On 6 May 1783, he took a stage coach to London and spent eight or nine months as a clerk in the employ of a Mr. Holland at Gray's Inn. He joined the 54th (West Norfolk) Regiment of Foot in 1783. In his spare time, he improved his knowledge of English grammar. Between 1785 and 1791, Cobbett was stationed with his regiment in New Brunswick and sailed from Gravesend in Kent to Halifax, Nova Scotia. Cobbett was in Saint John, Fredericton and elsewhere in New Brunswick until September 1791, as he was promoted through the ranks to sergeant major, the most senior rank of non-commissioned officer.

Cobbett returned to Britain with his regiment, landing at Portsmouth on 3 November 1791. He obtained his discharge from the army on 19 December 1791. In Woolwich during February 1792, he married an American-born woman, Anne Reid (1774–1848), whom he had met while stationed at Fort Howe in Saint John. Their children were Anne (1795–1877), William (1798–1878), John (1800–1877), James Paul (1803–1881), Eleanor (1805–1900), and Susan (1807–1889). Their daughter Anne Cobbett was the author of several domestic books including The English Housekeeper: The Manual of Domestic Management.

Cobbett had developed an animosity towards some officers, suspecting them of corruption, and gathered evidence on the matter while in New Brunswick. His charges against them were ignored. He wrote The Soldier's Friend in 1792, in protest against the low pay and harsh treatment of enlisted men in the British army. Sensing that he was about to be indicted in retribution, he fled from Britain to France in March 1792 to avoid imprisonment. Cobbett had intended to stay a year to learn the French language, but due to the French Revolution and French Revolutionary Wars in progress, he sailed for the United States in September 1792.

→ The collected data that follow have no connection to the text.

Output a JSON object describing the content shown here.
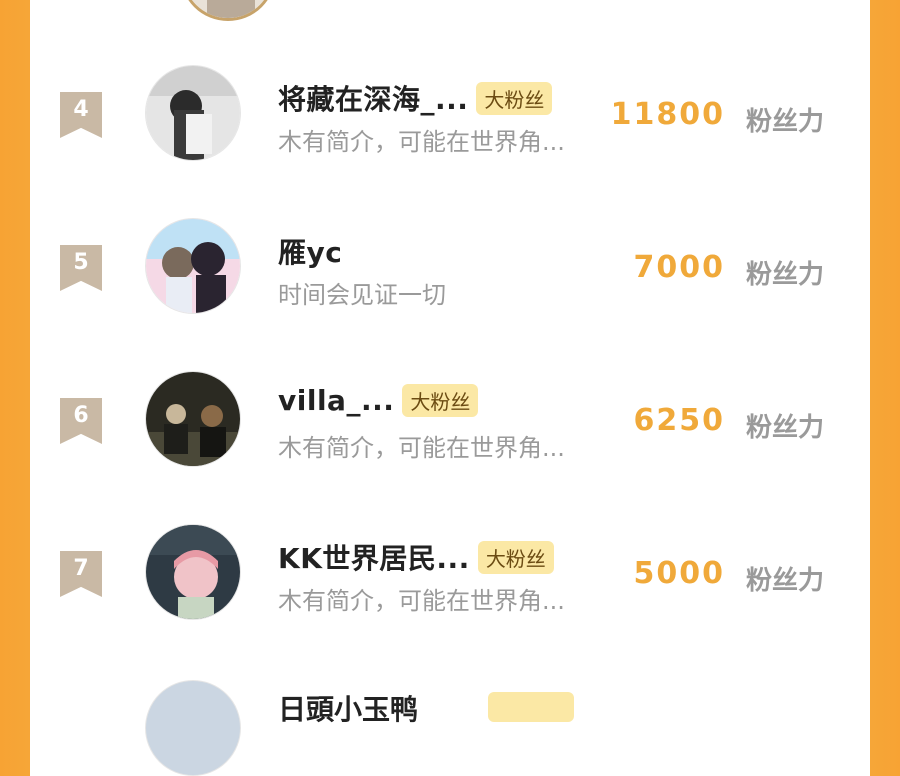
{
  "unit": "粉丝力",
  "rows": [
    {
      "rank": "4",
      "name": "将藏在深海_...",
      "badge": "大粉丝",
      "bio": "木有简介，可能在世界角...",
      "score": "11800"
    },
    {
      "rank": "5",
      "name": "雁yc",
      "badge": "",
      "bio": "时间会见证一切",
      "score": "7000"
    },
    {
      "rank": "6",
      "name": "villa_...",
      "badge": "大粉丝",
      "bio": "木有简介，可能在世界角...",
      "score": "6250"
    },
    {
      "rank": "7",
      "name": "KK世界居民...",
      "badge": "大粉丝",
      "bio": "木有简介，可能在世界角...",
      "score": "5000"
    }
  ],
  "next_row": {
    "name": "日頭小玉鸭"
  }
}
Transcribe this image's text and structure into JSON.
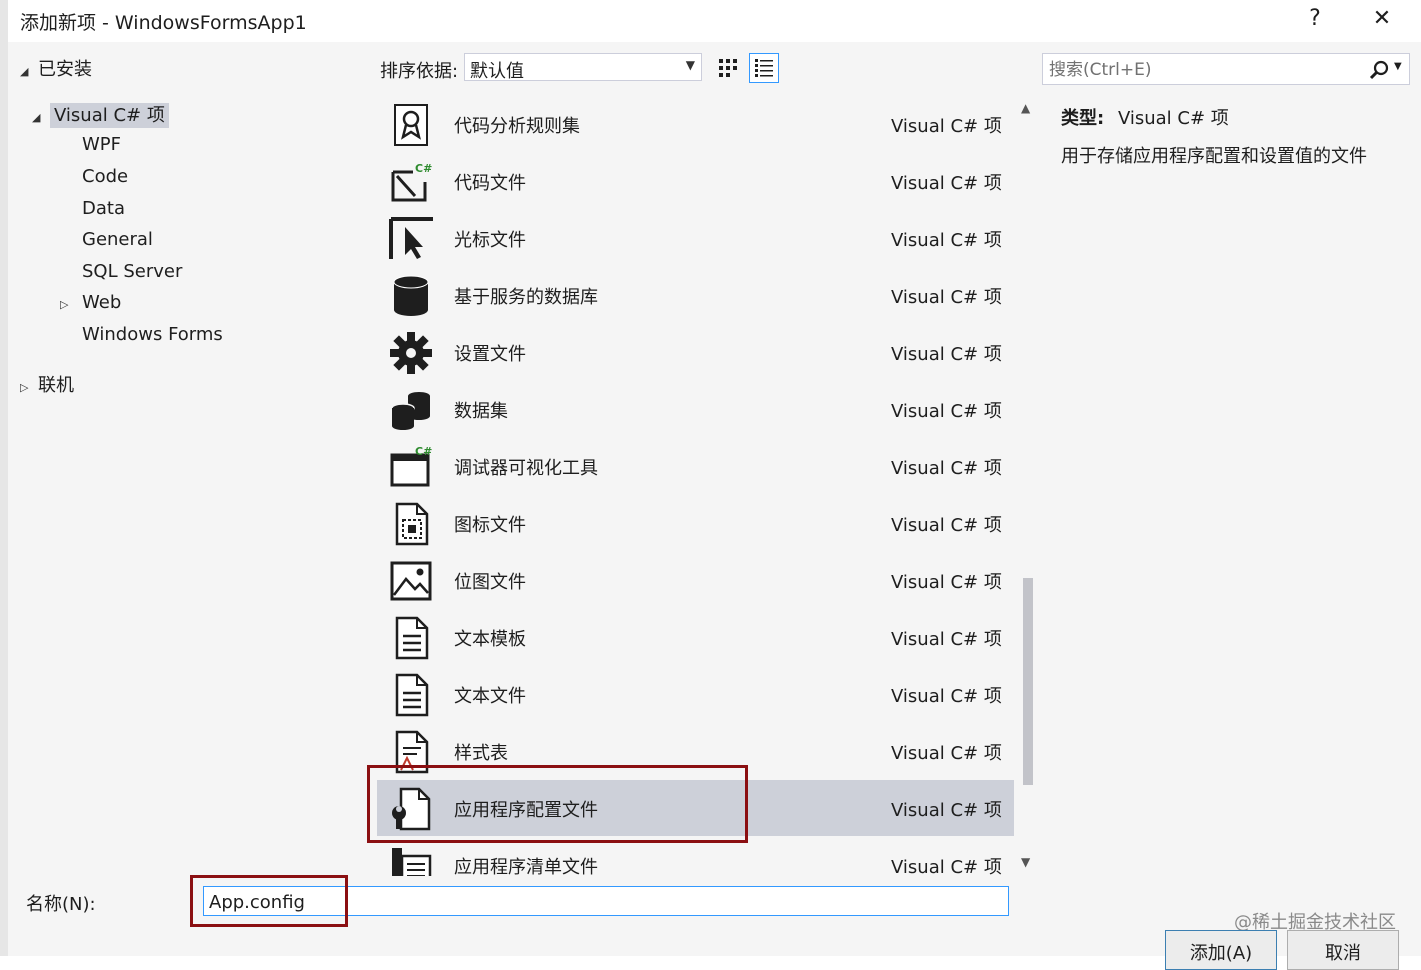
{
  "window": {
    "title": "添加新项 - WindowsFormsApp1",
    "help": "?",
    "close": "✕"
  },
  "tree": {
    "installed": "已安装",
    "visual_csharp": "Visual C# 项",
    "children": [
      "WPF",
      "Code",
      "Data",
      "General",
      "SQL Server",
      "Web",
      "Windows Forms"
    ],
    "online": "联机"
  },
  "toolbar": {
    "sort_label": "排序依据:",
    "sort_value": "默认值"
  },
  "search": {
    "placeholder": "搜索(Ctrl+E)"
  },
  "templates": [
    {
      "name": "代码分析规则集",
      "type": "Visual C# 项",
      "icon": "code-analysis-ruleset-icon"
    },
    {
      "name": "代码文件",
      "type": "Visual C# 项",
      "icon": "code-file-icon"
    },
    {
      "name": "光标文件",
      "type": "Visual C# 项",
      "icon": "cursor-file-icon"
    },
    {
      "name": "基于服务的数据库",
      "type": "Visual C# 项",
      "icon": "database-icon"
    },
    {
      "name": "设置文件",
      "type": "Visual C# 项",
      "icon": "gear-icon"
    },
    {
      "name": "数据集",
      "type": "Visual C# 项",
      "icon": "dataset-icon"
    },
    {
      "name": "调试器可视化工具",
      "type": "Visual C# 项",
      "icon": "debugger-visualizer-icon"
    },
    {
      "name": "图标文件",
      "type": "Visual C# 项",
      "icon": "icon-file-icon"
    },
    {
      "name": "位图文件",
      "type": "Visual C# 项",
      "icon": "bitmap-file-icon"
    },
    {
      "name": "文本模板",
      "type": "Visual C# 项",
      "icon": "text-template-icon"
    },
    {
      "name": "文本文件",
      "type": "Visual C# 项",
      "icon": "text-file-icon"
    },
    {
      "name": "样式表",
      "type": "Visual C# 项",
      "icon": "stylesheet-icon"
    },
    {
      "name": "应用程序配置文件",
      "type": "Visual C# 项",
      "icon": "app-config-icon"
    },
    {
      "name": "应用程序清单文件",
      "type": "Visual C# 项",
      "icon": "app-manifest-icon"
    }
  ],
  "selected_index": 12,
  "info": {
    "type_label": "类型:",
    "type_value": "Visual C# 项",
    "description": "用于存储应用程序配置和设置值的文件"
  },
  "name_field": {
    "label": "名称(N):",
    "value": "App.config"
  },
  "buttons": {
    "add": "添加(A)",
    "cancel": "取消"
  },
  "watermark": "@稀土掘金技术社区",
  "colors": {
    "selection": "#cdd0d9",
    "highlight_box": "#8b0f12",
    "focus_border": "#3399ff"
  }
}
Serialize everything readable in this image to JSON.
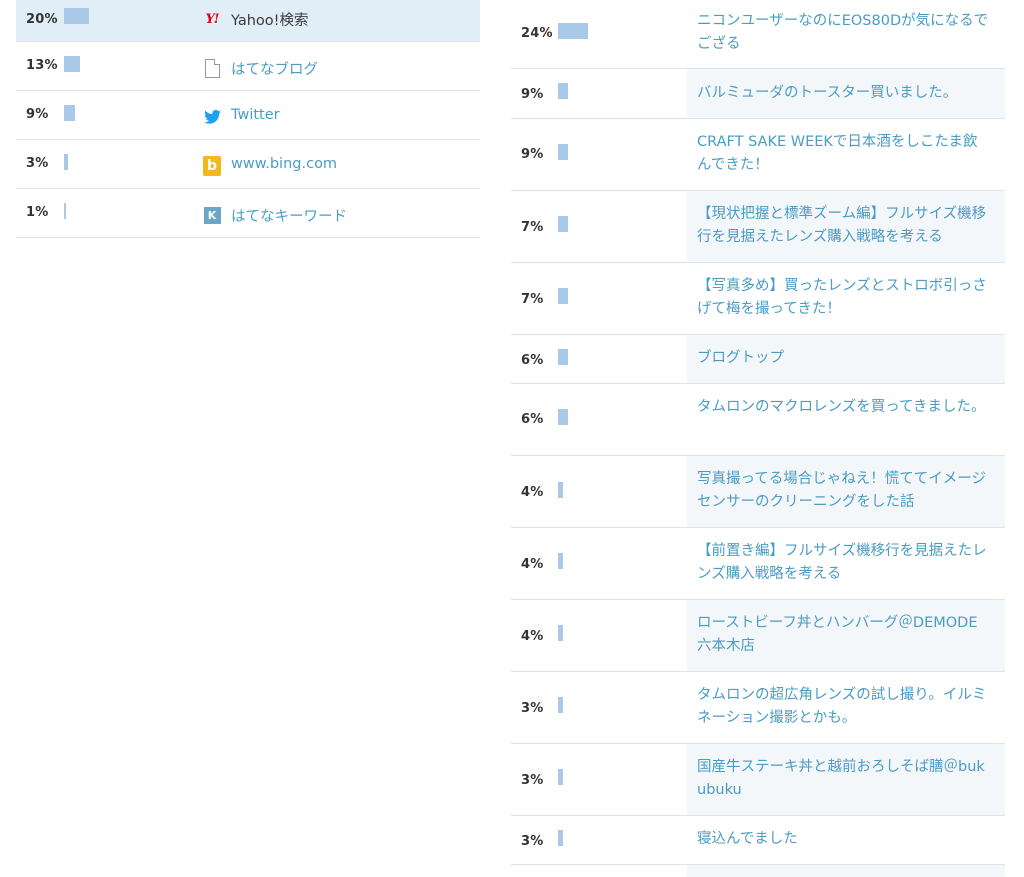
{
  "referrers": [
    {
      "percent": "20%",
      "share": 20,
      "label": "Yahoo!検索",
      "icon": "yahoo-icon",
      "highlighted": true
    },
    {
      "percent": "13%",
      "share": 13,
      "label": "はてなブログ",
      "icon": "document-icon"
    },
    {
      "percent": "9%",
      "share": 9,
      "label": "Twitter",
      "icon": "twitter-bird-icon"
    },
    {
      "percent": "3%",
      "share": 3,
      "label": "www.bing.com",
      "icon": "bing-icon"
    },
    {
      "percent": "1%",
      "share": 1,
      "label": "はてなキーワード",
      "icon": "hatena-keyword-icon"
    }
  ],
  "pages": [
    {
      "percent": "24%",
      "share": 24,
      "title": "ニコンユーザーなのにEOS80Dが気になるでござる"
    },
    {
      "percent": "9%",
      "share": 9,
      "title": "バルミューダのトースター買いました。"
    },
    {
      "percent": "9%",
      "share": 9,
      "title": "CRAFT SAKE WEEKで日本酒をしこたま飲んできた！"
    },
    {
      "percent": "7%",
      "share": 7,
      "title": "【現状把握と標準ズーム編】フルサイズ機移行を見据えたレンズ購入戦略を考える"
    },
    {
      "percent": "7%",
      "share": 7,
      "title": "【写真多め】買ったレンズとストロボ引っさげて梅を撮ってきた！"
    },
    {
      "percent": "6%",
      "share": 6,
      "title": "ブログトップ"
    },
    {
      "percent": "6%",
      "share": 6,
      "title": "タムロンのマクロレンズを買ってきました。"
    },
    {
      "percent": "4%",
      "share": 4,
      "title": "写真撮ってる場合じゃねえ！慌ててイメージセンサーのクリーニングをした話"
    },
    {
      "percent": "4%",
      "share": 4,
      "title": "【前置き編】フルサイズ機移行を見据えたレンズ購入戦略を考える"
    },
    {
      "percent": "4%",
      "share": 4,
      "title": "ローストビーフ丼とハンバーグ＠DEMODE 六本木店"
    },
    {
      "percent": "3%",
      "share": 3,
      "title": "タムロンの超広角レンズの試し撮り。イルミネーション撮影とかも。"
    },
    {
      "percent": "3%",
      "share": 3,
      "title": "国産牛ステーキ丼と越前おろしそば膳＠bukubuku"
    },
    {
      "percent": "3%",
      "share": 3,
      "title": "寝込んでました"
    }
  ],
  "colors": {
    "bar": "#a9c9e8",
    "link": "#4a9cc4",
    "highlight": "#e1eef7"
  }
}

In the spring of 1793, he settled in Philadelphia, then the provisional capital of the United States. Cobbett initially prospered by teaching English to Frenchmen and translating texts from French to English. He later claimed that he had become a political writer by accident: during an English lesson one of his French students read aloud from a New York newspaper the addresses of welcome that the Democrats had sent to Joseph Priestley upon his arrival in America, along with Priestley's replies. His student applauded the anti-British sentiments that were expressed, and he quarrelled with Cobbett, who then resolved to "write and publish a pamphlet in defence of my country." His Observations on the Emigration of Dr. Priestley, which was published anonymously in 1794, was a violent attack on Priestley.

In 1795, Cobbett wrote A Bone to Gnaw for the Democrats, which attacked the pro-French Democratic Party. He replied to his critics with A Kick for a Bite, which was his first work to be published under the pseudonym "Peter Porcupine"; a reviewer had compared him to a porcupine, which pleased him. He took the side of the Federalists, who were led by Alexander Hamilton, because they were friendlier to Britain than were the pro-French Democrats led by Thomas Jefferson.

In January 1796, he began writing a monthly tract, The Censor. It was discontinued after eight releases, and replaced by Porcupine's Gazette, a daily newspaper which ran from March 1797 until the end of 1799. Talleyrand, at the time a French spy in America, tried but failed to bribe Cobbett to join the French cause.